Sjogren’s Syndrome – Introduce yourself and meet others

this place is a drive. 2-3 hrs. where i live for a yr i lived in the er. i have to travel to a neighboring state to a city, boston that has better healthcare. this rheum isnt out of district for me just the sinus dr for some reason even though they are in the same city. new pcp is in boston a 3 hr drive and im hoping she will send the referral. sinus dr cannot but i had to get a marketplace insurance to be seen in boston unfortuently the agent that signed me up wasnt honest and its only a limited insurance at least until nov 1. so im responsible for half the bill but i have to do this. i also have GI issues alot of issues it seems like its been a domino effect since my gallbladder came out in jan. GI here dropped the ball on me left me with a {"supposed biopsy finding" then nothing so seing new GI in boston in nov so he can do what this other GI didnt. oh yeah alot wrong with me its just so overwhelming!

I was diagnosed with Sjogren's several years ago by my rheumatologist. All my mucous membranes were exceedingly dry especially my mouth to the point that I could barely talk. She prescribed Cevimeline (Evoxac) 30 mg twice a day. It resolved the problem.
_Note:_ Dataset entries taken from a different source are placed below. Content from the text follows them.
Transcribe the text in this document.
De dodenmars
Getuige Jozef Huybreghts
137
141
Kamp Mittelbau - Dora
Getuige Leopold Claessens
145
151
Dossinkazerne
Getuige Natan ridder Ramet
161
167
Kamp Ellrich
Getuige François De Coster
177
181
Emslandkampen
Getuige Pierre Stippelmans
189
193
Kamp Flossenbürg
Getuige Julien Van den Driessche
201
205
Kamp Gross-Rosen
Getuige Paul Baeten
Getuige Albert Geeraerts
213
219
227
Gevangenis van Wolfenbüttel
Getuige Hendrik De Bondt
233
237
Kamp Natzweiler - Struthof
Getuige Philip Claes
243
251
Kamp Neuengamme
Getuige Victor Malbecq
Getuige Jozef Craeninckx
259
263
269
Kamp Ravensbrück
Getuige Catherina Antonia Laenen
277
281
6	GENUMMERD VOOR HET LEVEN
My dentist now prescribes it for me since without it I probably wouldn't have my own teeth by now.

iassume you get that from a rheumotologist? i cant get into one until feb. hoping after i see my new pcp end of the month she can refer me too one who can see me sooner. currently tips i got was gargle with biotene which i started yesterday, i was using listerine which probobly only made it worse, stop my flonase and other antihistimines which i did im only using saline spray. eating soft foods which is limited. is post nasal drip part of this cause i have had that since almost the time my symptoms started 6 months ago. any other tips you could give me that would help? thank you.
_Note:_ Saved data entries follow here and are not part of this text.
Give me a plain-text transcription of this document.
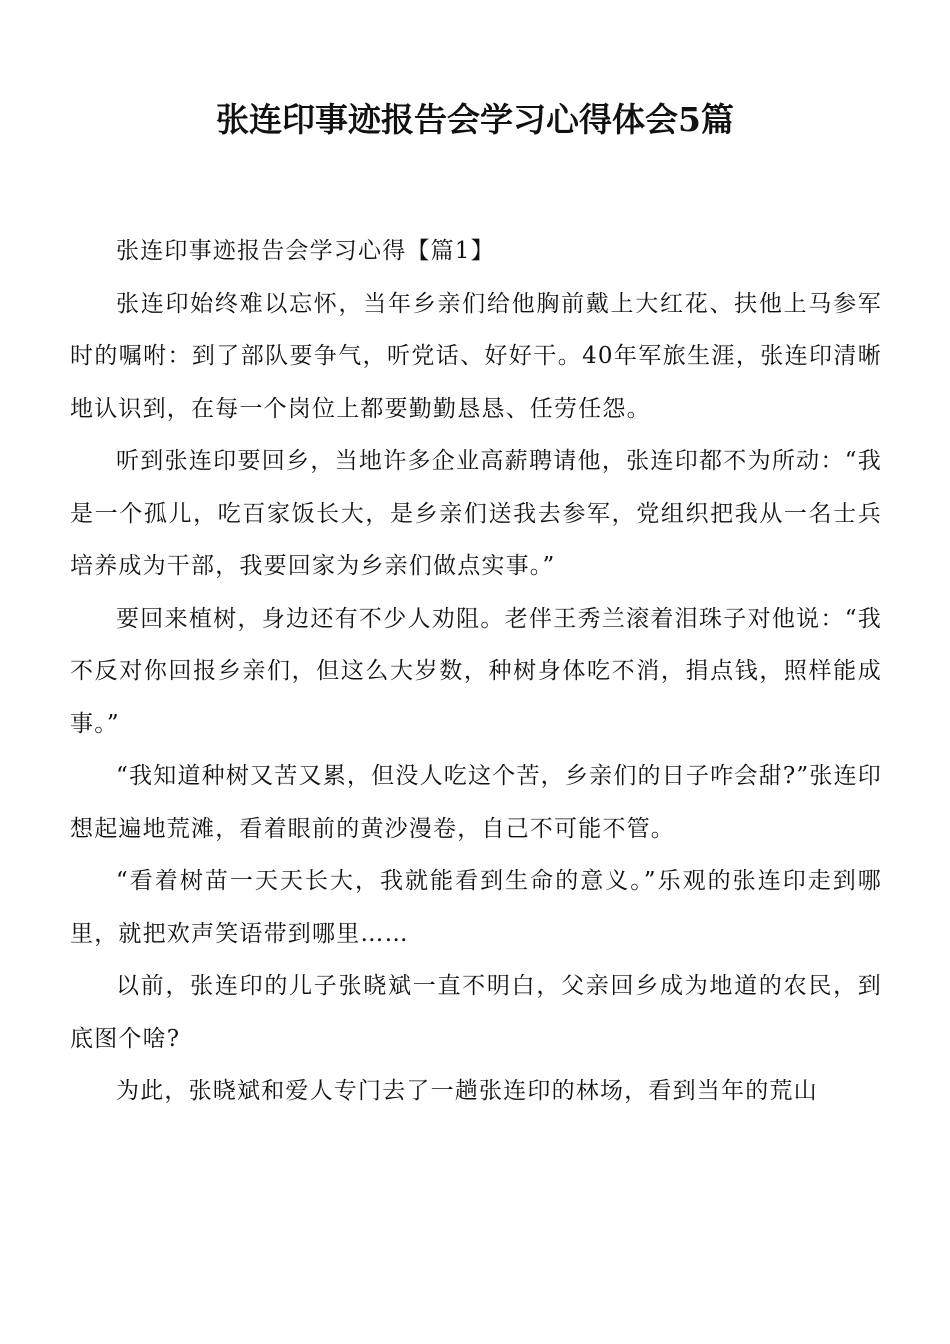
张连印事迹报告会学习心得体会5篇

张连印事迹报告会学习心得【篇1】

张连印始终难以忘怀，当年乡亲们给他胸前戴上大红花、扶他上马参军时的嘱咐：到了部队要争气，听党话、好好干。40年军旅生涯，张连印清晰地认识到，在每一个岗位上都要勤勤恳恳、任劳任怨。

听到张连印要回乡，当地许多企业高薪聘请他，张连印都不为所动：“我是一个孤儿，吃百家饭长大，是乡亲们送我去参军，党组织把我从一名士兵培养成为干部，我要回家为乡亲们做点实事。”

要回来植树，身边还有不少人劝阻。老伴王秀兰滚着泪珠子对他说：“我不反对你回报乡亲们，但这么大岁数，种树身体吃不消，捐点钱，照样能成事。”

“我知道种树又苦又累，但没人吃这个苦，乡亲们的日子咋会甜?”张连印想起遍地荒滩，看着眼前的黄沙漫卷，自己不可能不管。

“看着树苗一天天长大，我就能看到生命的意义。”乐观的张连印走到哪里，就把欢声笑语带到哪里……

以前，张连印的儿子张晓斌一直不明白，父亲回乡成为地道的农民，到底图个啥?

为此，张晓斌和爱人专门去了一趟张连印的林场，看到当年的荒山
thats what worries me. the dryness i have, post nasal drip. i cant get into the rheumotologist my sinus dr referred me to until feb. see new pcp but not until end of month hoping she can refer me to another one. there is another one i called same city but sinus dr is affiliated with this hospital so he cant refer me his nurse said its only another 2 weeks till you see your pcp so i will try to get a referral from her even though it is my first visit with her. what can i do until i can get some help? also havent been to a dentist in years

I'm so sorry that you are in a difficult situation with trying to find medical help. I am also in that same position having a PCP who is pretty much incompetent and uninvolved in patient welfare. Alternative methods to control dry mouth are chewing sugarless gum, sugarless candy or cough drops and using a Neti pot to keep your nose hydrated and cleansed. Best of luck with your upcoming appointments. I hope you find some needed advice in controlling the problems.

Thank you and thank you for the tips. I'm sorry you are dealing what I have regarding pcps. I have been through the same thing for over a yr
New pcp I see in 2 weeks is about 3 hours away in Boston. Hoping she will be better. I have a humifier running, laying down, using saline spray and biotene mouthwash. Someone recommended that. She suggested I stop using antihistamines but it is hard. I do have a nettipot. Been sucking on cough drops. I appreciate your post. I hope you too find a pcp that cares. I know it's not easy. Do you have problems with swollen glands and throat? That's what scares me the most. Had gallbladder out this past January since then its been like a domino effect with gastro and autoimmune problems.

Eileen — yes, Plaquenil is prescribed by a rheumatologist. Post nasal drip might be due to allergic reactions. I hope you doctor is able to help you. Sjögren’s is a challenging condition.

Thank you. yes i used to have really bad allergies. im scheduled to be retested for allergies in early october. hardest thing right now is painful throat and swollen glands and especially throat. see new pcp in 2 weeks so i hope so... right now just taking it one day at a time..

@eileenb1022 I’m really sorry that you’re in the middle of trying to find a good doctor. Once you find a doctor, be sure he/she knows that you think you have an autoimmune disease. I kept telling the doctors to “think outside the box.” None of them did, but maybe they learned that they should.

To help your doctor find out if an autoimmune disease is causing your symptoms,:
Learn about the health conditions in your family history. What health problems did your grandparents, aunts, uncles, and cousins have? Write down what you learn and share it with your doctor.
Keep track of your symptoms, including how long they last and what makes them better or worse. Share your notes with your doctor.
See a specialist who deals with the symptoms that bother you most. For example, if you have rash, see a dermatologist (skin doctor).

I know that you have a wait before your appointments, but you can put it to good use. Do as much thinking and planning as you can!
Have you come up with a list of questions for the doctor when you see them?

I have swollen, achy parotid (?) glands on only one side. I'm not even mentioning it to anyone because I have other more serious problems that need to be attended to. It sure sounds like you are doing everything that could be helpful for the dry mouth. The Evoxac has been the only thing I've tried that actually worked. Good luck in finding a solution for relief.